The General Synod is to be asked to approve plans today which could mean the first female bishop in the Church of England is appointed by the end of the year.
Members of the Church's national assembly will be asked to give approval to halving the time given for consultation about legislation introducing women bishops amongst the 44 dioceses from at least six months to three.
If the fast-track scheme is backed, final approval for legislation introducing women bishops could be given when the General Synod meets in July and come into force by November.
William Fittall, Secretary General of the General Synod, told a briefing last month that under the plan to speed up the long-awaited legislation, it is possible that the first female bishop could be selected by Christmas.
The move comes after the General Synod overwhelmingly backed new proposals at its last meeting to endorse the introduction of women bishops alongside a " declaration'' by the Church of England bishops setting out guidance for those parishes which reject female ministry.
The new package received widespread support across the General Synod from both opponents and supporters of women bishops.

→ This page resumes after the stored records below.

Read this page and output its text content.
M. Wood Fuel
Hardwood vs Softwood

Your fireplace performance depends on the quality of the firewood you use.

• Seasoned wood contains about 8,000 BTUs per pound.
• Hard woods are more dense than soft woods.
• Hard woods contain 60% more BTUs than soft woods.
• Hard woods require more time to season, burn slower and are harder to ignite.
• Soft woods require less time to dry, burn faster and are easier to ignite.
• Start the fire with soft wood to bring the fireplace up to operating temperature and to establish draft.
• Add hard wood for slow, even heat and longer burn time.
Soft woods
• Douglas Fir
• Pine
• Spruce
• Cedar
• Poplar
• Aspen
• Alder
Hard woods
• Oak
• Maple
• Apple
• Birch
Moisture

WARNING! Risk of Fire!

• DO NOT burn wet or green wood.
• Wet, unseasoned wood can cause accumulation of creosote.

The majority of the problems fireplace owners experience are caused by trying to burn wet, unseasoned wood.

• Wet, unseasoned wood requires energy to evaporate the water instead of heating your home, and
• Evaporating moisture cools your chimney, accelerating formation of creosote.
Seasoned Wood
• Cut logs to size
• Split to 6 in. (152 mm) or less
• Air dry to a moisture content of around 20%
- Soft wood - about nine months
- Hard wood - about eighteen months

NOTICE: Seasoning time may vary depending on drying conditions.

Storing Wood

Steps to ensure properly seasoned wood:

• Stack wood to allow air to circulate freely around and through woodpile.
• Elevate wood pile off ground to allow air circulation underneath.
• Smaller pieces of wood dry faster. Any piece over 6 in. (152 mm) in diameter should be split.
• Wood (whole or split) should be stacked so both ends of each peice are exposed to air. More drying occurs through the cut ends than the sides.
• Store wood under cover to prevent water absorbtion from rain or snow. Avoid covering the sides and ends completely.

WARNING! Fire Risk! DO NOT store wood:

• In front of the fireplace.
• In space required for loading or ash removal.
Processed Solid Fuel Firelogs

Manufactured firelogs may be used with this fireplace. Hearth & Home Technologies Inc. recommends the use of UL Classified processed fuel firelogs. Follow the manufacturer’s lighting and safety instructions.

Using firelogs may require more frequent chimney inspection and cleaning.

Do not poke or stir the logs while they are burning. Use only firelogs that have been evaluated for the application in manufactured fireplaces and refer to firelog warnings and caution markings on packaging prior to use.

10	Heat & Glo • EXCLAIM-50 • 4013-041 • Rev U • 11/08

The new set of proposals would include an ombudsman, or independent reviewer, to rule on disputes over arrangements for traditionalists who will not accept the authority of a woman.
Clergy who failed to co-operate with the ombudsman's inquiries could be subject to disciplinary proceedings.
The fresh proposals follow bitter recriminations within the Church of England after the legislation failed by just six votes to get approval at the General Synod in November 2012.
The UK and Ireland's first woman bishop, the Most Rev Pat Storey, was consecrated last November as Bishop of Meath and Kildare, in the Republic of Ireland, at a service in Dublin.
The Church of Ireland's territory includes Northern Ireland as well as the Republic of Ireland, making the Most Rev Storey the first woman ordained as a bishop to serve in one of the Anglican churches serving the UK.